Vérifiez d’abord les trois conditions documentées. La valeur doit être une URL complète avec un schéma http: ou https: et un hôte .onion. Une adresse seule, sans schéma, échoue donc sans afficher d’erreur. La page doit être servie en HTTPS. Un en-tête défini dans votre bloc de redirection du port 80 n’est donc jamais lu. Enfin, la page ne doit pas être elle-même un onion. Vérifiez ensuite nginx : tout add_header dans le bloc location correspondant supprime tous les add_header définis au niveau du serveur. Sans l’option always, l’en-tête est absent des réponses 404 et 500. Exécutez curl -sI sur l’URL exacte chargée dans le navigateur et vérifiez que l’en-tête est bien transmis sur le réseau.
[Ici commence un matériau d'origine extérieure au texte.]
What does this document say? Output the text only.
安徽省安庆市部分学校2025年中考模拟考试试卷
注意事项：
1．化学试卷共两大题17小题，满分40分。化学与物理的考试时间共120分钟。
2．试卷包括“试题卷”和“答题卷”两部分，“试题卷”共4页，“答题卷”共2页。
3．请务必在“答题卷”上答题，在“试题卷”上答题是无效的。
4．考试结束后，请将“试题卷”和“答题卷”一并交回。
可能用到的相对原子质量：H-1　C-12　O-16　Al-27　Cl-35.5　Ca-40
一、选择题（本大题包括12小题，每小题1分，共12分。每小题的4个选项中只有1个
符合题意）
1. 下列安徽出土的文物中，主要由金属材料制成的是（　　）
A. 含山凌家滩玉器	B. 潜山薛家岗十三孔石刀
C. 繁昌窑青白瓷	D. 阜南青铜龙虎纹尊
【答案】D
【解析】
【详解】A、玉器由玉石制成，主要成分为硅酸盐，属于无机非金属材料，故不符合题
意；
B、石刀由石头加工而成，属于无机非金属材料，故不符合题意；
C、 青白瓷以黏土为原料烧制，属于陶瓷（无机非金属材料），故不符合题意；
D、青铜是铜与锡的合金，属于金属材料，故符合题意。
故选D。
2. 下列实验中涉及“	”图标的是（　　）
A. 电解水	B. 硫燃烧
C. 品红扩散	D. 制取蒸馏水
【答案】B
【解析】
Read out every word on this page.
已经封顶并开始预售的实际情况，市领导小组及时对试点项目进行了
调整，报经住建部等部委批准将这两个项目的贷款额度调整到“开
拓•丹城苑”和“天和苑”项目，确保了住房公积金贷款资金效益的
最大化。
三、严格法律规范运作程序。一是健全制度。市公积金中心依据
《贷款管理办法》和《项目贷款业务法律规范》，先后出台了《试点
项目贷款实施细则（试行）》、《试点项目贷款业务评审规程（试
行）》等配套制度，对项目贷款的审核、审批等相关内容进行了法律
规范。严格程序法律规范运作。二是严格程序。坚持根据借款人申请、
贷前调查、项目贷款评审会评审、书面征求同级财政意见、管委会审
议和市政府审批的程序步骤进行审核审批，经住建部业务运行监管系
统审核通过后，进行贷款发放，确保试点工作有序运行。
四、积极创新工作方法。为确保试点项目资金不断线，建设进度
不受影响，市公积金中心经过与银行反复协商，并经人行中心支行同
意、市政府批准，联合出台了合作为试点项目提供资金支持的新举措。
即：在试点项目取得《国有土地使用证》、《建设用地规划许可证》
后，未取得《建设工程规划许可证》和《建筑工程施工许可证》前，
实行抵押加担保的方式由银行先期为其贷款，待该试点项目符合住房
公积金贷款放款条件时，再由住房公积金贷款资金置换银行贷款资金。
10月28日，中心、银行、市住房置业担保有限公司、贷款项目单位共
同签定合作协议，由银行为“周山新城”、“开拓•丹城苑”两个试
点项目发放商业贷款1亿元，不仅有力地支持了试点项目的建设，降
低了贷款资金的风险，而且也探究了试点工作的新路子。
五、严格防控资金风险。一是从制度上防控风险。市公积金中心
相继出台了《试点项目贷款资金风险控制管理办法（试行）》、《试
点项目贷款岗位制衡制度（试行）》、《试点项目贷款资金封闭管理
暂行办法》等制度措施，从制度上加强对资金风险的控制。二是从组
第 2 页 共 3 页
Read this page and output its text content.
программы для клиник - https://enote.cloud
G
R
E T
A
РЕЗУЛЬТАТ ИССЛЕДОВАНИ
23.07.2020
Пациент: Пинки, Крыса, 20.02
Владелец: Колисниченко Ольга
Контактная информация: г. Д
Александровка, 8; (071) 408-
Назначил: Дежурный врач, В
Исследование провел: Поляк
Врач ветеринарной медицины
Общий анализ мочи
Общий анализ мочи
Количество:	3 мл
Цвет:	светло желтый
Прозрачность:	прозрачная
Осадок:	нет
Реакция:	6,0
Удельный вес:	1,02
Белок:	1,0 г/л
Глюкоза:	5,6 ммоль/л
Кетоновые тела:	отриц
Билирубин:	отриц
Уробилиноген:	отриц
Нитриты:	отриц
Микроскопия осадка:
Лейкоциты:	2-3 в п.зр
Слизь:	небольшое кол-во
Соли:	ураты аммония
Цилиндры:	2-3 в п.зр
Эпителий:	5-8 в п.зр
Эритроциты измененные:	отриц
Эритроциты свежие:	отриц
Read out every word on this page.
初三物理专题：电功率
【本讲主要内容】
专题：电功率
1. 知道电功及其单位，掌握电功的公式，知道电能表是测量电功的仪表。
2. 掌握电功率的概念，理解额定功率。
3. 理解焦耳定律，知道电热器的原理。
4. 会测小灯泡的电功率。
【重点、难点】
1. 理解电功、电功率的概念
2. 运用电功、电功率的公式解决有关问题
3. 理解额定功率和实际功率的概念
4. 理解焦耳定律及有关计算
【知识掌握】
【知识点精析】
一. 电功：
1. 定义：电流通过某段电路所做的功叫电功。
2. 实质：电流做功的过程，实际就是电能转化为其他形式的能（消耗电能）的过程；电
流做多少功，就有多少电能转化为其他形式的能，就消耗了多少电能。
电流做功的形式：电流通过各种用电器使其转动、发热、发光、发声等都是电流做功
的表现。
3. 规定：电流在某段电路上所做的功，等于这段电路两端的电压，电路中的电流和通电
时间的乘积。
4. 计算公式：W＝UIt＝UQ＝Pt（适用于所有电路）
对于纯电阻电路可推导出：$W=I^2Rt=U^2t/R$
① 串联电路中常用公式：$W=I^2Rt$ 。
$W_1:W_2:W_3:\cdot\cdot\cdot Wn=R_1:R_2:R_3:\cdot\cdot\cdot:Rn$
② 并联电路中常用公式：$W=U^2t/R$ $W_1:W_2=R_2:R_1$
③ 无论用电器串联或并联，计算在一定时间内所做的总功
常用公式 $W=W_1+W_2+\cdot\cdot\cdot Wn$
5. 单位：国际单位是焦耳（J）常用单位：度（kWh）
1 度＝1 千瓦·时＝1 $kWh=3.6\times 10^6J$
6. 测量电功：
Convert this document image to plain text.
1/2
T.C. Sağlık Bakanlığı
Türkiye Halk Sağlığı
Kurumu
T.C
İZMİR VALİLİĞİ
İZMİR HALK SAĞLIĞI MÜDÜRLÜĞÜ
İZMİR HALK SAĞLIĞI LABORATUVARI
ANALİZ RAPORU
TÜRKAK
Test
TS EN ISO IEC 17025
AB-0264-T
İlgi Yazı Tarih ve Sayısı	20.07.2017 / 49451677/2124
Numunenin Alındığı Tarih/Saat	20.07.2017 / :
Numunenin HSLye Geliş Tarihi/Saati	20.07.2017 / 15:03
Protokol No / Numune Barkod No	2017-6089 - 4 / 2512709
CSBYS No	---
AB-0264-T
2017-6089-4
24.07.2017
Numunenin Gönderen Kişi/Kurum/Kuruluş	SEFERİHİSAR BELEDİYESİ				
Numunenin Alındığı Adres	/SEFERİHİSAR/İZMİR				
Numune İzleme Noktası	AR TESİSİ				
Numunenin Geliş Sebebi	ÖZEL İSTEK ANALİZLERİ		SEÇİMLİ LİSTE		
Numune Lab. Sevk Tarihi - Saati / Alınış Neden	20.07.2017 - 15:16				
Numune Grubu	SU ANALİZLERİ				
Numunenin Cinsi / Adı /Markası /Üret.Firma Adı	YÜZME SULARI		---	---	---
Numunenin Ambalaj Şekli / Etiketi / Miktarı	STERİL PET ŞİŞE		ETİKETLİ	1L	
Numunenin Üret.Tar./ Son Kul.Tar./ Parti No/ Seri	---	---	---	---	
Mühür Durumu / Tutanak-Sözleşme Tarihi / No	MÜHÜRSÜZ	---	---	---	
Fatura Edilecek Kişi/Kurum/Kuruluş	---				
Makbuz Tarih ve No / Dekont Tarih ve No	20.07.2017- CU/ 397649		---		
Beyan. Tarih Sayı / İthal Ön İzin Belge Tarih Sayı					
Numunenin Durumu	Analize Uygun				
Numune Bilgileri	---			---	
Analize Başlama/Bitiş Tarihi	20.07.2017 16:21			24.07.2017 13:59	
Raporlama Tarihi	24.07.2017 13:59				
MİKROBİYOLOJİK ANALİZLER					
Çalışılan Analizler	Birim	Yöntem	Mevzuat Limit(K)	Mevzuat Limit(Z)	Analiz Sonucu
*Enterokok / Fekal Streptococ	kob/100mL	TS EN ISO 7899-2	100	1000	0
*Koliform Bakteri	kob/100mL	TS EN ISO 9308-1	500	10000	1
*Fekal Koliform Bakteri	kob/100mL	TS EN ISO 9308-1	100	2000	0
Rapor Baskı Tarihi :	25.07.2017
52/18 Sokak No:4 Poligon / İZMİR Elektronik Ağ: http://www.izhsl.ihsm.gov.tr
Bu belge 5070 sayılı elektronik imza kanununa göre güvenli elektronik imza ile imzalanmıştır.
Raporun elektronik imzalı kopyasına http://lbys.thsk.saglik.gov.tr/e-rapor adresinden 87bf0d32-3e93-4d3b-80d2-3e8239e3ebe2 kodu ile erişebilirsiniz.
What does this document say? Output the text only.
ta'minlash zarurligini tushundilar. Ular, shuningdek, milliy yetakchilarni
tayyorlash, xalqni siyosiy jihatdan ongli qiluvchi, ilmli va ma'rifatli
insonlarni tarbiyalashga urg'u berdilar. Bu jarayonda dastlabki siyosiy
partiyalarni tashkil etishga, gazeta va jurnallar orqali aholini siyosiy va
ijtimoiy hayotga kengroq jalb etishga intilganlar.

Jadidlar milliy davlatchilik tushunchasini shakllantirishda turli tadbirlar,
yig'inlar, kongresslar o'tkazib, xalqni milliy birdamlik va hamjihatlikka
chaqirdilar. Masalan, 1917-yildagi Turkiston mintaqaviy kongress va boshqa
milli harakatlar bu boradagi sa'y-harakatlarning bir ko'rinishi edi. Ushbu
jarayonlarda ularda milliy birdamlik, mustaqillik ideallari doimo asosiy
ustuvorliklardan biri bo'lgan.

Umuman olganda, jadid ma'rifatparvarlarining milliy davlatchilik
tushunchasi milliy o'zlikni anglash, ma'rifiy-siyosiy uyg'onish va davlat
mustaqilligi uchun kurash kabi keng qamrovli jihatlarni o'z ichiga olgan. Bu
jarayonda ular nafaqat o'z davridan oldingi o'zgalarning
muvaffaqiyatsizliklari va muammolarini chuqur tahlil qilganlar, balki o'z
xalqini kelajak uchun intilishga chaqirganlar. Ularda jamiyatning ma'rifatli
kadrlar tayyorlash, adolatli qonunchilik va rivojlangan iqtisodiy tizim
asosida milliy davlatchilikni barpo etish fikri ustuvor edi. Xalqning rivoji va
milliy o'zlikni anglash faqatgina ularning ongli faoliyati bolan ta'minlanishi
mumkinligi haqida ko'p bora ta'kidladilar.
Ai-je besoin d’un certificat TLS pour mon site onion ?
Non. Une adresse onion v3 est dérivée de la clé publique du service. Le circuit est donc authentifié auprès de ce service précis et chiffré de bout en bout avant l’envoi de toute requête HTTP. HTTP en clair dans un service onion est la configuration normale. Vous devez en revanche éviter de présenter votre certificat clearnet sur l’onion. Sa liste de noms alternatifs de sujet contient votre domaine. Le navigateur affiche alors un avertissement de non-correspondance du nom, et chaque visiteur comprend que les deux sites fonctionnent sur la même machine.
La publication de Onion-Location rend-elle mon site anonyme ?
Non. Cet en-tête indique publiquement, depuis votre domaine clearnet, qu’une adresse onion donnée vous appartient. N’importe qui peut le récupérer. Le bénéfice concerne le lecteur, qui peut basculer vers l’onion et retirer de son parcours le nœud de sortie ainsi que la résolution DNS. En tant qu’opérateur, vous ne gagnez aucun anonymat et vous liez définitivement les deux adresses. Un service onion qui ne doit pas pouvoir être relié à vous doit être publié ailleurs, sur du matériel qui ne partage rien avec le site clearnet.
Puis-je utiliser la balise meta à la place de l’en-tête HTTP ?
Oui, lorsque vous ne pouvez pas définir les en-têtes de réponse, ce qui est généralement le cas sur un hébergement statique. Placez <meta http-equiv="onion-location" content="http://youraddress.onion" /> dans l’en-tête du document. Les trois mêmes conditions s’appliquent : la page doit être en HTTPS et ne doit pas être un onion. La seule différence réelle est que la balise contient une adresse fixe sans chemin, tandis que l’en-tête nginx peut ajouter $request_uri et proposer au visiteur la même page sur l’onion plutôt que la page d’accueil.